Glossary

A - C - G - I - M - P - R - S - T - U

A

AI Proxy

The Scorecard AI Proxy is a feature that allows multiple LLM APIs to be managed using a standardized format. The AI Proxy makes it easy to switch between models on different platforms (e.g. Azure, OpenAI, Cohere) without rewriting code.

C

Cookbooks

The Scorecard Cookbooks are code examples showing how to implement Scorecard end-to-end. In contrast to guides, the cookbooks implement a certain use case from beginning to end.

Context

A context is an optional input field of a Testcase that provides additional background information to the user query input field. A context is particularly useful in applications that require access to a knowledge base or dialog history.

G

Guides

The Scorecard Guides are step-by-step guides to learn how to use Scorecard. A specific action with the Scorecard platform will be explained and in a guided experience the Guides help users to achieve a certain goal.

I

Ideal Response

An ideal response is an optional input field of a Testcase that defines the ideal response to a given user query. The ideal response can be specific text, structured data, or criteria that the LLM must meet.

M

Metric

A metric is a standard of measurement. In LLM evaluation, a metric serves as a benchmark for assessing the quality of LLM responses. When defining metrics in Scorecard, users can choose between already defined Core Metrics (including metrics from MLflow and RAGAS) or custom metrics.

P

Playground

The Scorecard Playground is a tool for quickly trying out and iterating on prompts or models by running single Testcases or entire Testsets in a mock environment. It allows users to evaluate and refine their configurations without executing their production LLM system.

Prompt

When it comes to large language models (LLMs), a prompt refers to the specific instructions a user provides to produce an expected output.

R

Retrieval Augmented Generation (RAG)

RAG stands for Retrieval Augmented Generation, a technique in AI where a model retrieves relevant information from a database to help generate more accurate and informative responses. It combines the strengths of information retrieval and text generation.

Run

A Run in Scorecard refers to the process of evaluating a Testset against defined metrics or a defined Scoring Config. The results of a Scorecard Run can be inspected under “Runs & Results” in the Scorecard UI.

S

Scorecard API

The Scorecard API is the application programming interface (short: API) of the Scorecard platform and offers various API endpoints to integrate with.

Scorecard platform

The Scorecard platform includes the Scorecard UI, the Scorecard SDKs, and the Scorecard API.

Scorecard SDK

Scorecard offers currently a Software development kit (short: SDK) in the two programming languages Python and Node.js. The SDKs help you to get Scorecard up and running in no time and provide a user-friendly development experience.

Scorecard UI

The Scorecard UI is the graphical user interface of the Scorecard platform that provides amongst others the Scorecard Playground and dashboards to visualize LLM evaluation results. You can access the Scorecard UI here.

Scoring Config

A Scorecard Scoring Config is a collection of metrics that are used together to score an LLM application. Instead of manually selecting multiple metrics to score an LLM application every time for a particular use case, defining this set of metrics makes it easy to repeatedly score in the same way with multiple metrics.
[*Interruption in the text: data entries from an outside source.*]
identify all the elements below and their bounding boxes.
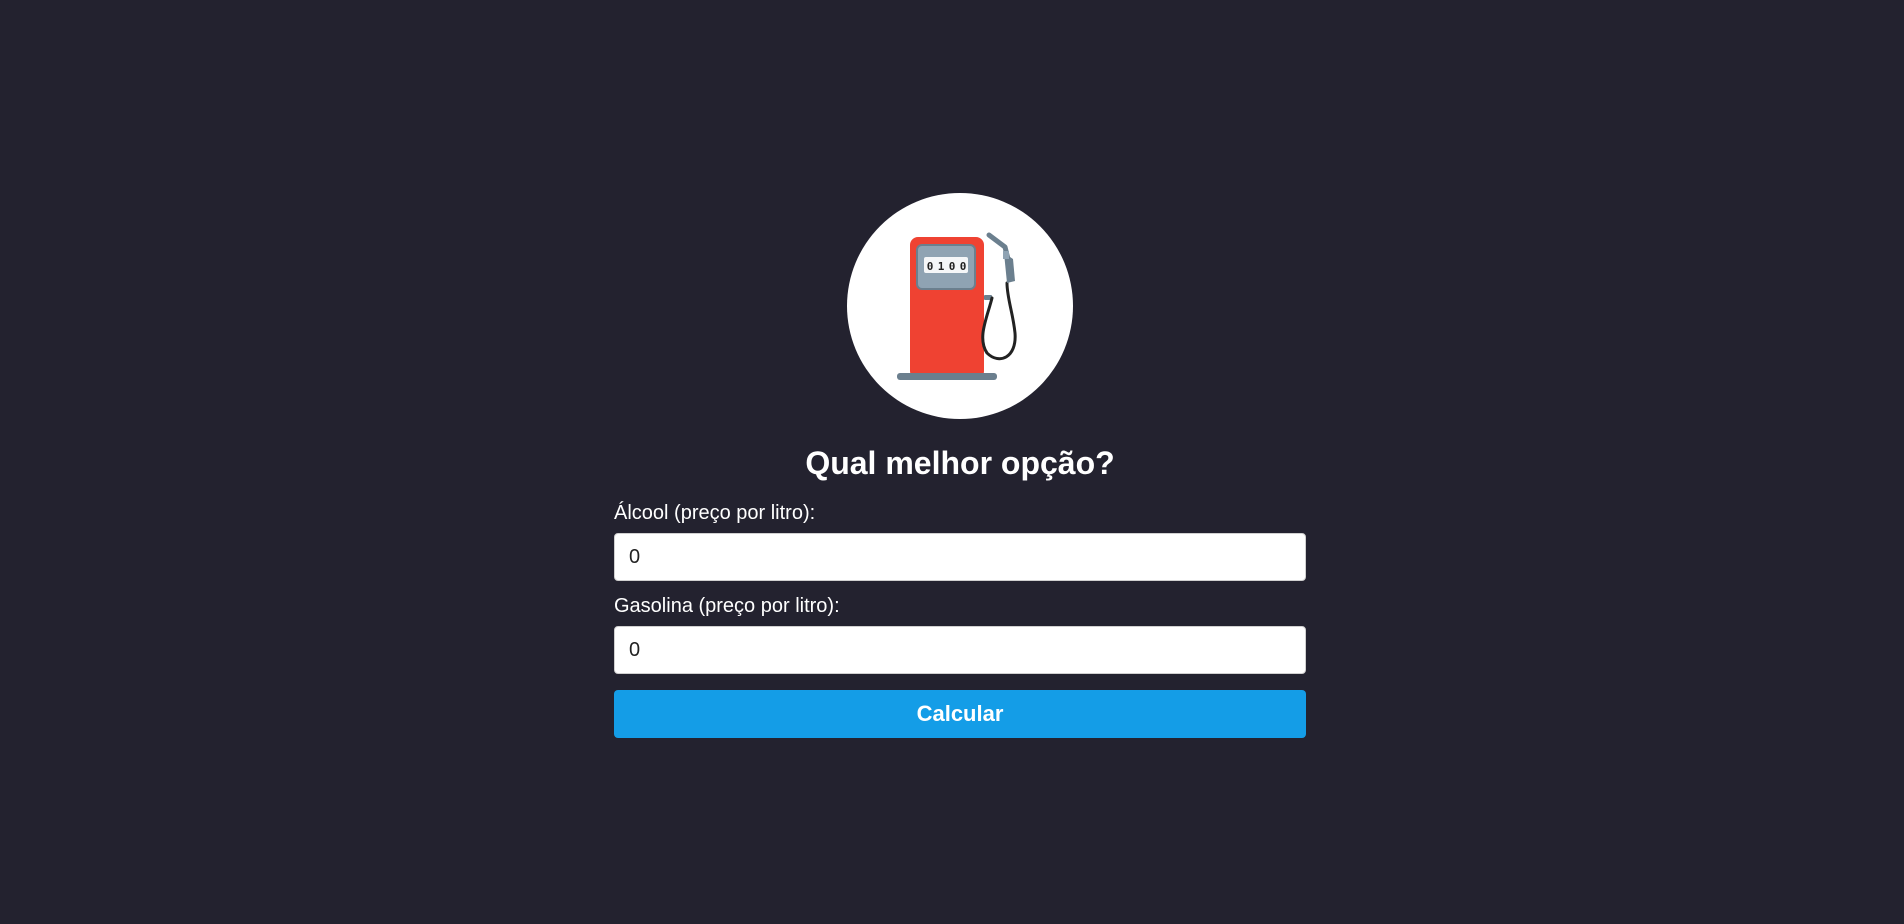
fuel-calculator-form: 0 1 0 0 Qual melhor opção? Álcool (preço… xyxy=(614,193,1306,738)
logo-circle: 0 1 0 0 xyxy=(847,193,1073,419)
page-title: Qual melhor opção? xyxy=(805,445,1115,481)
pump-display-digit: 0 xyxy=(960,260,967,273)
calcular-button[interactable]: Calcular xyxy=(614,690,1306,738)
fuel-pump-icon: 0 1 0 0 xyxy=(897,232,1017,380)
alcool-price-input[interactable] xyxy=(614,533,1306,581)
pump-display-digit: 0 xyxy=(949,260,956,273)
gasolina-label: Gasolina (preço por litro): xyxy=(614,595,840,617)
gasolina-price-input[interactable] xyxy=(614,626,1306,674)
pump-display-digit: 0 xyxy=(927,260,934,273)
alcool-label: Álcool (preço por litro): xyxy=(614,502,816,524)
page: 0 1 0 0 Qual melhor opção? Álcool (preço… xyxy=(0,0,1904,924)
pump-display-digit: 1 xyxy=(938,260,945,273)
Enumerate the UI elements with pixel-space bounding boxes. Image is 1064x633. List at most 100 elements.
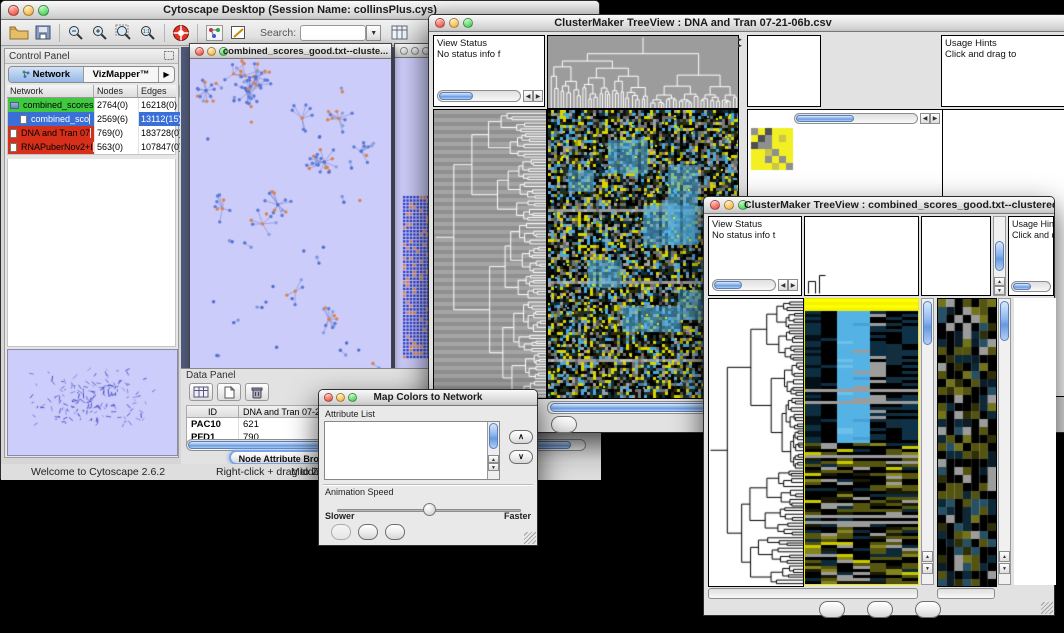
tv2-heatmap-vscrollbar[interactable]: ▲ ▼ — [921, 298, 934, 585]
tv2-usage-hints-text: Click and drag — [1009, 230, 1053, 241]
tv2-zoom-heatmap[interactable] — [937, 298, 997, 587]
move-down-button[interactable]: ∨ — [509, 450, 533, 464]
tv1-title: ClusterMaker TreeView : DNA and Tran 07-… — [429, 15, 957, 31]
scroll-left-icon[interactable]: ◀ — [920, 113, 930, 124]
tv2-hscrollbar-right[interactable] — [937, 588, 995, 599]
scroll-up-icon[interactable]: ▲ — [999, 551, 1010, 562]
scroll-down-icon[interactable]: ▼ — [488, 463, 499, 471]
tv2-zoom-vscrollbar[interactable]: ▲ ▼ — [998, 298, 1011, 585]
zoom-actual-icon[interactable]: 1:1 — [136, 23, 160, 43]
dialog-titlebar[interactable]: Map Colors to Network — [319, 390, 537, 406]
tv2-title: ClusterMaker TreeView : combined_scores_… — [704, 197, 1054, 213]
scroll-up-icon[interactable]: ▲ — [922, 551, 933, 562]
scroll-down-icon[interactable]: ▼ — [999, 563, 1010, 574]
delete-attribute-trash-icon[interactable] — [245, 383, 269, 401]
attribute-select-icon[interactable] — [189, 383, 213, 401]
float-panel-icon[interactable] — [164, 47, 174, 65]
column-header-id[interactable]: ID — [187, 406, 239, 418]
scroll-up-icon[interactable]: ▲ — [994, 277, 1005, 286]
resize-grip[interactable] — [1041, 602, 1053, 614]
tv1-row-dendrogram[interactable] — [433, 109, 547, 399]
dialog-button[interactable] — [331, 524, 351, 540]
tab-network[interactable]: Network — [9, 67, 83, 82]
attribute-listbox: ▲ ▼ — [324, 421, 500, 480]
tab-overflow-button[interactable]: ▶ — [158, 67, 174, 82]
help-lifesaver-icon[interactable] — [169, 23, 193, 43]
treeview-button[interactable] — [551, 416, 577, 433]
scroll-right-icon[interactable]: ▶ — [930, 113, 940, 124]
tab-vizmapper[interactable]: VizMapper™ — [83, 67, 158, 82]
scroll-left-icon[interactable]: ◀ — [523, 90, 533, 102]
network-canvas-1[interactable] — [190, 59, 391, 372]
tv1-similarity-matrix[interactable] — [750, 127, 794, 171]
tv2-labels-vscrollbar[interactable]: ▲ ▼ — [993, 216, 1006, 296]
slider-max-label: Faster — [504, 511, 531, 521]
dialog-button[interactable] — [385, 524, 405, 540]
zoom-out-icon[interactable] — [64, 23, 88, 43]
close-icon[interactable] — [400, 47, 408, 55]
tv2-usage-hints-panel: Usage Hints Click and drag — [1008, 216, 1054, 296]
tv1-expand-arrows[interactable]: ▶▶ — [738, 37, 746, 49]
tv2-button-bar — [704, 601, 1056, 619]
search-input[interactable] — [300, 25, 366, 41]
search-label: Search: — [260, 27, 296, 39]
search-dropdown-button[interactable]: ▼ — [366, 25, 381, 41]
slider-min-label: Slower — [325, 511, 355, 521]
network-overlay-icon[interactable] — [202, 23, 226, 43]
scroll-down-icon[interactable]: ▼ — [994, 286, 1005, 295]
scroll-down-icon[interactable]: ▼ — [922, 563, 933, 574]
scroll-left-icon[interactable]: ◀ — [778, 279, 788, 291]
treeview-button[interactable] — [819, 601, 845, 618]
new-attribute-icon[interactable] — [217, 383, 241, 401]
move-up-button[interactable]: ∧ — [509, 430, 533, 444]
tv2-row-dendrogram[interactable] — [708, 298, 804, 587]
tv1-overview-scrollbar[interactable] — [794, 113, 918, 124]
dialog-button[interactable] — [358, 524, 378, 540]
network-icon — [20, 115, 27, 124]
toolbar-separator — [197, 24, 198, 42]
network-table-header[interactable]: Network Nodes Edges — [7, 85, 176, 98]
open-icon[interactable] — [7, 23, 31, 43]
tv1-status-scrollbar[interactable] — [437, 90, 521, 102]
animation-speed-slider[interactable] — [337, 502, 521, 518]
slider-thumb[interactable] — [423, 503, 436, 516]
network-icon — [10, 102, 19, 109]
network-icon — [10, 129, 17, 138]
tv1-view-status-text: No status info f — [434, 49, 544, 60]
annotation-icon[interactable] — [226, 23, 250, 43]
scroll-right-icon[interactable]: ▶ — [533, 90, 543, 102]
tv2-hscrollbar-left[interactable] — [708, 588, 918, 599]
network-table-row[interactable]: combined_scores 2764(0) 16218(0) — [8, 98, 175, 112]
control-panel-title: Control Panel — [9, 51, 70, 62]
attribute-list-vscrollbar[interactable]: ▲ ▼ — [487, 422, 499, 479]
tv1-titlebar[interactable]: ClusterMaker TreeView : DNA and Tran 07-… — [429, 15, 1064, 32]
tv2-hints-scrollbar[interactable] — [1011, 281, 1051, 292]
status-welcome: Welcome to Cytoscape 2.6.2 — [31, 466, 165, 478]
network-table-row[interactable]: RNAPuberNov2+I 563(0) 107847(0) — [8, 140, 175, 154]
tv2-titlebar[interactable]: ClusterMaker TreeView : combined_scores_… — [704, 197, 1054, 214]
tv1-usage-hints-title: Usage Hints — [942, 36, 1064, 49]
network-window-title: combined_scores_good.txt--cluste... — [190, 44, 391, 58]
network-view-window-1: combined_scores_good.txt--cluste... — [189, 43, 392, 373]
resize-grip[interactable] — [524, 532, 536, 544]
treeview-button[interactable] — [915, 601, 941, 618]
tv1-column-labels-panel — [747, 35, 821, 107]
tv2-status-scrollbar[interactable] — [712, 279, 776, 291]
zoom-in-icon[interactable] — [88, 23, 112, 43]
network-table-row[interactable]: combined_sco 2569(6) 13112(15) — [8, 112, 175, 126]
attribute-grid-icon[interactable] — [387, 23, 411, 43]
scroll-up-icon[interactable]: ▲ — [488, 455, 499, 463]
treeview-button[interactable] — [867, 601, 893, 618]
zoom-fit-icon[interactable] — [112, 23, 136, 43]
scroll-right-icon[interactable]: ▶ — [788, 279, 798, 291]
minimize-icon[interactable] — [411, 47, 419, 55]
dialog-button-bar — [331, 524, 531, 541]
tv2-column-dendrogram[interactable] — [804, 216, 919, 296]
attribute-list — [325, 422, 499, 423]
network-table-row[interactable]: DNA and Tran 07 769(0) 183728(0) — [8, 126, 175, 140]
tv1-column-dendrogram[interactable] — [547, 35, 739, 109]
control-panel-tabs: Network VizMapper™ ▶ — [8, 66, 175, 83]
save-icon[interactable] — [31, 23, 55, 43]
tv2-heatmap[interactable] — [804, 298, 919, 585]
network-overview-minimap[interactable] — [7, 349, 178, 456]
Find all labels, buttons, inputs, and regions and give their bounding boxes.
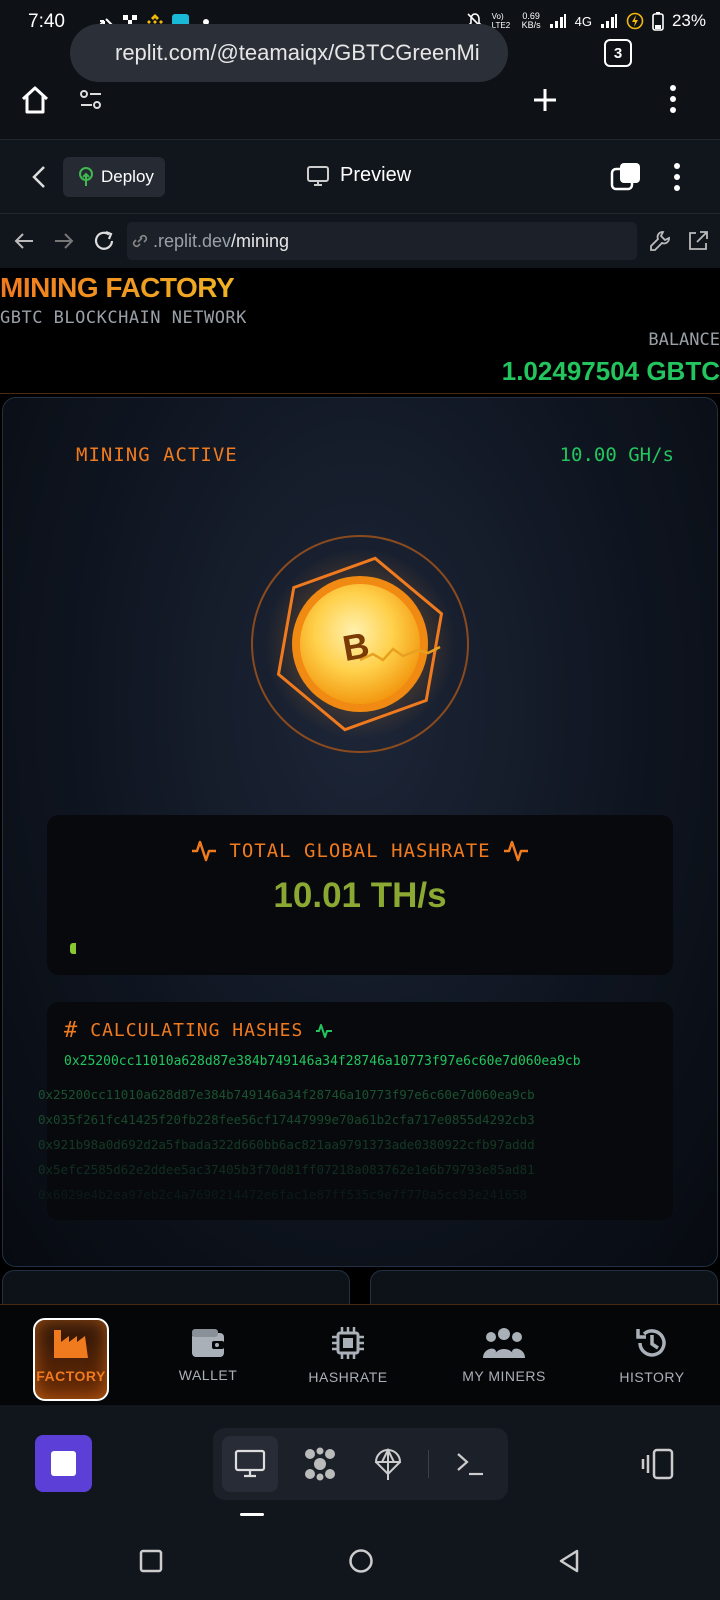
battery-saver-icon bbox=[626, 12, 644, 30]
nav-item-wallet[interactable]: WALLET bbox=[158, 1305, 258, 1405]
panels-icon[interactable] bbox=[640, 1447, 676, 1481]
header-divider bbox=[0, 393, 720, 394]
agent-tool-icon[interactable] bbox=[302, 1446, 338, 1482]
hash-history-item: 0x6029e4b2ea97eb2c4a7690214472e6fac1e87f… bbox=[38, 1187, 528, 1202]
open-external-icon[interactable] bbox=[686, 229, 710, 253]
nav-label-wallet: WALLET bbox=[178, 1367, 238, 1383]
webview-url-path: /mining bbox=[231, 230, 290, 251]
hash-history-item: 0x25200cc11010a628d87e384b749146a34f2874… bbox=[38, 1087, 535, 1102]
volte-label: Vo) LTE2 bbox=[491, 12, 511, 30]
network-type: 4G bbox=[574, 13, 592, 29]
recents-icon[interactable] bbox=[139, 1549, 163, 1573]
app-title: MINING FACTORY bbox=[0, 272, 235, 303]
signal-icon bbox=[549, 14, 566, 28]
battery-icon bbox=[652, 12, 664, 31]
replit-menu-icon[interactable] bbox=[672, 162, 682, 192]
mining-status: MINING ACTIVE bbox=[76, 444, 238, 466]
wallet-icon bbox=[192, 1329, 224, 1357]
global-hashrate-label: TOTAL GLOBAL HASHRATE bbox=[229, 840, 491, 862]
deploy-label: Deploy bbox=[101, 167, 154, 186]
nav-item-hashrate[interactable]: HASHRATE bbox=[298, 1305, 398, 1405]
browser-menu-icon[interactable] bbox=[668, 84, 678, 114]
hash-icon: # bbox=[64, 1018, 79, 1043]
balance-value: 1.02497504 GBTC bbox=[501, 356, 720, 386]
nav-label-history: HISTORY bbox=[619, 1369, 685, 1385]
global-hashrate-title: TOTAL GLOBAL HASHRATE bbox=[0, 838, 720, 864]
personal-hashrate: 10.00 GH/s bbox=[559, 444, 674, 466]
deploy-icon bbox=[79, 167, 93, 186]
new-tab-icon[interactable] bbox=[531, 86, 559, 114]
deploy-tool-icon[interactable] bbox=[373, 1446, 403, 1482]
active-tool-indicator bbox=[240, 1513, 264, 1516]
home-icon[interactable] bbox=[19, 84, 51, 116]
activity-icon bbox=[192, 840, 217, 862]
link-icon bbox=[132, 234, 148, 248]
nav-label-factory: FACTORY bbox=[36, 1368, 106, 1384]
activity-small-icon bbox=[316, 1023, 333, 1038]
back-chevron-icon[interactable] bbox=[31, 165, 47, 189]
tab-switcher-button[interactable]: 3 bbox=[604, 39, 632, 67]
windows-icon[interactable] bbox=[610, 161, 642, 193]
webview-url-field[interactable]: .replit.dev/mining bbox=[127, 222, 637, 260]
tool-separator bbox=[428, 1450, 429, 1478]
hash-history-item: 0x5efc2585d62e2ddee5ac37405b3f70d81ff072… bbox=[38, 1162, 535, 1177]
nav-item-history[interactable]: HISTORY bbox=[602, 1305, 702, 1405]
hash-history-item: 0x921b98a0d692d2a5fbada322d660bb6ac821aa… bbox=[38, 1137, 535, 1152]
mining-coin-graphic[interactable]: B bbox=[248, 532, 472, 756]
home-nav-icon[interactable] bbox=[348, 1548, 374, 1574]
balance-label: BALANCE bbox=[648, 330, 720, 350]
nav-item-factory[interactable]: FACTORY bbox=[33, 1305, 109, 1405]
url-text[interactable]: replit.com/@teamaiqx/GBTCGreenMi bbox=[115, 40, 498, 68]
hash-history-item: 0x035f261fc41425f20fb228fee56cf17447999e… bbox=[38, 1112, 535, 1127]
webview-tool-icon[interactable] bbox=[234, 1449, 266, 1479]
stop-button[interactable] bbox=[35, 1435, 92, 1492]
shell-tool-icon[interactable] bbox=[455, 1450, 485, 1478]
hashes-title: # CALCULATING HASHES bbox=[64, 1018, 333, 1043]
users-icon bbox=[483, 1328, 525, 1358]
system-status-icons: Vo) LTE2 0.69 KB/s 4G 23% bbox=[466, 11, 706, 31]
stop-icon bbox=[51, 1451, 76, 1476]
wrench-icon[interactable] bbox=[648, 229, 672, 253]
hashes-label: CALCULATING HASHES bbox=[90, 1020, 304, 1041]
battery-percent: 23% bbox=[671, 11, 706, 30]
webview-url-domain: .replit.dev bbox=[153, 230, 232, 251]
nav-label-my-miners: MY MINERS bbox=[462, 1368, 546, 1384]
activity-icon bbox=[503, 840, 528, 862]
reload-icon[interactable] bbox=[92, 229, 116, 253]
app-subtitle: GBTC BLOCKCHAIN NETWORK bbox=[0, 308, 247, 328]
nav-item-my-miners[interactable]: MY MINERS bbox=[444, 1305, 564, 1405]
deploy-button[interactable]: Deploy bbox=[63, 157, 165, 197]
current-hash: 0x25200cc11010a628d87e384b749146a34f2874… bbox=[64, 1054, 581, 1069]
signal-2-icon bbox=[600, 14, 617, 28]
preview-label: Preview bbox=[340, 164, 412, 186]
status-time: 7:40 bbox=[28, 11, 65, 32]
chip-icon bbox=[332, 1327, 364, 1359]
nav-label-hashrate: HASHRATE bbox=[308, 1369, 388, 1385]
global-hashrate-value: 10.01 TH/s bbox=[273, 876, 447, 915]
preview-tab[interactable]: Preview bbox=[306, 164, 411, 187]
webview-forward-icon[interactable] bbox=[53, 231, 75, 251]
factory-icon bbox=[54, 1330, 88, 1358]
site-settings-icon[interactable] bbox=[79, 89, 103, 111]
webview-back-icon[interactable] bbox=[13, 231, 35, 251]
net-speed: 0.69 KB/s bbox=[521, 11, 541, 30]
hashrate-progress-bar bbox=[70, 943, 76, 954]
history-icon bbox=[636, 1329, 666, 1357]
monitor-icon bbox=[307, 165, 329, 186]
back-nav-icon[interactable] bbox=[557, 1549, 581, 1573]
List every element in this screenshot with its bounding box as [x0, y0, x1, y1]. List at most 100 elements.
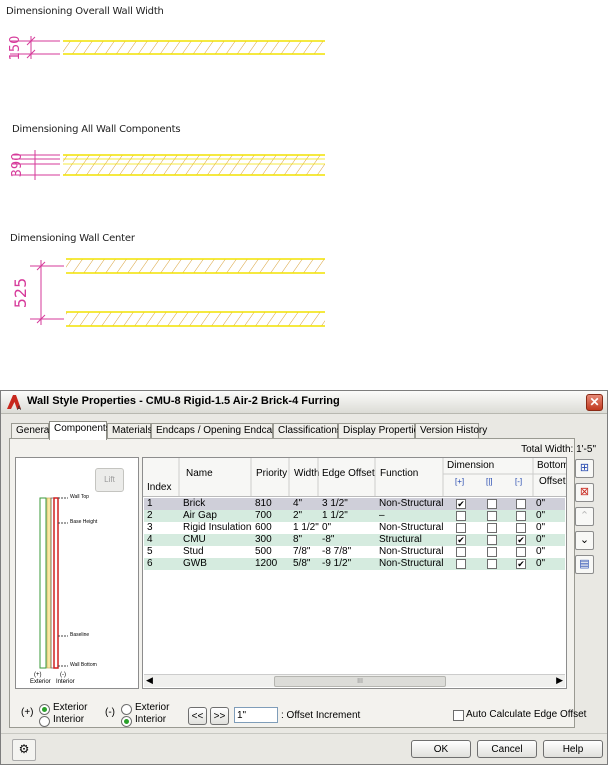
component-row-2[interactable]: 2 Air Gap 700 2" 1 1/2" – 0"	[144, 510, 565, 522]
plus-interior-radio[interactable]	[39, 716, 50, 727]
tab-display-properties[interactable]: Display Properties	[338, 423, 424, 438]
dialog-titlebar[interactable]: A Wall Style Properties - CMU-8 Rigid-1.…	[1, 391, 607, 414]
row-edge-offset[interactable]: 3 1/2"	[322, 498, 348, 510]
auto-calc-checkbox[interactable]	[453, 710, 464, 721]
row-edge-offset[interactable]: -8 7/8"	[322, 546, 351, 558]
row-function[interactable]: Non-Structural	[379, 498, 443, 510]
tab-endcaps[interactable]: Endcaps / Opening Endcaps	[151, 423, 283, 438]
row-function[interactable]: –	[379, 510, 385, 522]
minus-exterior-label: Exterior	[135, 702, 170, 713]
row-name[interactable]: Air Gap	[183, 510, 217, 522]
row-function[interactable]: Structural	[379, 534, 422, 546]
row-priority[interactable]: 600	[255, 522, 272, 534]
row-dim-center-checkbox[interactable]	[487, 559, 497, 569]
tab-general[interactable]: General	[11, 423, 52, 438]
row-dim-interior-checkbox[interactable]	[516, 523, 526, 533]
base-height-label: Base Height	[70, 519, 98, 525]
row-edge-offset[interactable]: 0"	[322, 522, 331, 534]
row-dim-interior-checkbox[interactable]	[516, 511, 526, 521]
baseline-label: Baseline	[70, 632, 90, 638]
row-priority[interactable]: 700	[255, 510, 272, 522]
row-priority[interactable]: 810	[255, 498, 272, 510]
row-priority[interactable]: 500	[255, 546, 272, 558]
row-dim-center-checkbox[interactable]	[487, 523, 497, 533]
row-width[interactable]: 5/8"	[293, 558, 310, 570]
lift-button[interactable]: Lift	[95, 468, 124, 492]
row-edge-offset[interactable]: -8"	[322, 534, 334, 546]
row-edge-offset[interactable]: -9 1/2"	[322, 558, 351, 570]
row-dim-exterior-checkbox[interactable]: ✔	[456, 535, 466, 545]
row-name[interactable]: Brick	[183, 498, 205, 510]
row-dim-exterior-checkbox[interactable]	[456, 547, 466, 557]
component-row-1[interactable]: 1 Brick 810 4" 3 1/2" Non-Structural ✔ 0…	[144, 498, 565, 510]
minus-exterior-radio[interactable]	[121, 704, 132, 715]
row-width[interactable]: 8"	[293, 534, 302, 546]
dialog-title: Wall Style Properties - CMU-8 Rigid-1.5 …	[27, 395, 340, 407]
component-row-3[interactable]: 3 Rigid Insulation 600 1 1/2" 0" Non-Str…	[144, 522, 565, 534]
row-width[interactable]: 7/8"	[293, 546, 310, 558]
row-dim-exterior-checkbox[interactable]: ✔	[456, 499, 466, 509]
delete-component-icon[interactable]: ⊠	[575, 483, 594, 502]
display-manager-icon[interactable]: ⚙	[12, 739, 36, 761]
component-row-5[interactable]: 5 Stud 500 7/8" -8 7/8" Non-Structural 0…	[144, 546, 565, 558]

Different Scoring Configs can serve different purposes by ensuring consistency in testing, e.g. a Scoring Config for RAG applications, a Scoring Config for translation use cases, etc.

Span

Spans represent a specific operation or sub-activity of a trace and are a more focused view of a specific portion of a LLM system activity. Each span contains metadata such as timestamps, duration, and contextual information.

T

Testset

A Scorecard Testset is a collection of Testcases used to evaluate the performance of an LLM application across a variety of inputs and scenarios.

Testcase

A Scorecard Testcase is an individual input to an LLM that is used for scoring. It consists of an optional user query to the LLM, an optional context, an optional ideal response to the given user query, and further optional custom fields (see the API reference for more information).

Trace

A trace represents an overall record of the activity of a LLM system, an end-to-end execution path from user input to LLM output. A single trace consists of a series of time intervals known as spans.

Tracing

Tracing records the flow of requests or transactions across the different components of an LLM system. This helps to identify where potential delays occur and how services interact with each other. Relevant events, errors, and activities are documented with traces.

Trust Center

The Scorecard Trust Center is a centralized hub that provides information about Scorecards’s security, privacy, compliance, and data protection practices, designed to build trust with customers and stakeholders.

U

User Query

A user query is an optional input field of a Testcase that defines the user’s prompt to the LLM. A user query can range from a simple text message to providing complex structured data.